The addition of the filters also allowed CommNet to reduce the attenuation settings on the site amplifiers. “We're really pleased with where it's headed. All the channels don't have all of the problems. For some of them, the crystal filter helped, but it's not the final solution. There's a lot of things you've got to do to your sites,” Danchik said. That list includes careful antenna matching and using exposed-element antennas.

In addition to using Decibel Products' four-dipole DB224 antennas at its repeater sites, CommNet's VHF narrowband trunking setup includes DX Radio Systems' Millennium series narrowband repeaters and Trident Micro Systems' trunking logic controllers for LTR. The system rings the metroplex with rooftop and tower sites in Dallas, Fort Worth, Richland Hills, Denton, McKinney, Sherman, Greenville, Cedar Creek Lake, and a newly constructed 1,600-foot tower site at Cedar Hill.

For subscriber units, CommNet is exclusively using Kenwood Communications' TK-280 portables and 25W TK-780 mobiles.

“The propagation of VHF is pretty darn good,” Danchik said.

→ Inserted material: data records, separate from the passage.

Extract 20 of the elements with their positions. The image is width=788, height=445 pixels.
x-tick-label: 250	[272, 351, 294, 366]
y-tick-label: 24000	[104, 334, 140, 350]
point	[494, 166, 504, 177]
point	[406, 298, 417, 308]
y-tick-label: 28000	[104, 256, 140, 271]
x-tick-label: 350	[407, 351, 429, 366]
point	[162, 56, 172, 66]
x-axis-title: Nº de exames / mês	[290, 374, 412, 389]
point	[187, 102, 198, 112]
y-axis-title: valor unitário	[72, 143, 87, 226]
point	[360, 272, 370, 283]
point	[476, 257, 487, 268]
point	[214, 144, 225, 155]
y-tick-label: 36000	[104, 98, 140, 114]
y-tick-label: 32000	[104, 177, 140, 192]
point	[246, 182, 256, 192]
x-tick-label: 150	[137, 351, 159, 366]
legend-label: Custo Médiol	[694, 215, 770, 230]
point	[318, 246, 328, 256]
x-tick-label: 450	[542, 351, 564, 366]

As an example, he cited one five-channel system he has placed at a rooftop site managed by Retcom/Trott Communications. The site sits atop Dallas' 550-foot Cityplace building, two miles north of downtown. “I'm operating a VHF trunked system there with 100W power, and typically about a 6dB antenna. I'm also operating several 900MHz systems in downtown Dallas on a 922-foot building, where I'm putting out 150W power per channel. The range is as good or better on the VHF than it is on the 900MHz, even though I'm 400 feet shorter.”

Rounding up customers

“From the perspective of propagation, it's the best we've ever had,” Danchik said. “And I've never had a mobile — that wasn't digital — that sounded this good.”

Danchik said that although VHF trunking only represents about 5% of current loading of all CommNet's radio customers, in the future it will represent about 75% of loading, exceeding the 900MHz commitment.

Keckler is technical editor.

Global VHF trunking

VHF trunking is finding adherents around the world. SmarTrunk Systems, Hayward, CA, has developed a 52-site SmarTrunk II system for the Estonian Railroad, operating throughout Estonia. All 52 VHF repeater sites will be linked so that the dispatch center, located in Tallinn, will be able to communicate with trains anywhere in the country.

Previously, the railroad had been using GSM phones for communications between the trains and the dispatchers. Working with the local Motorola distributor in Tallinn, SmarTrunk and its Argentinian partner, I-SATEL, designed a system using the I-SATEL ISX-510 switch to link the 52 sites together. Now the crews can talk to Tallinn dispatch, any local station on their routes and any track workers along the way. The system also is capable of telephone interconnect.

The network system is in the process of being installed, and there is a great deal of interest from other Eastern European countries in this low-cost solution to a networked communications system, SmarTrunk said.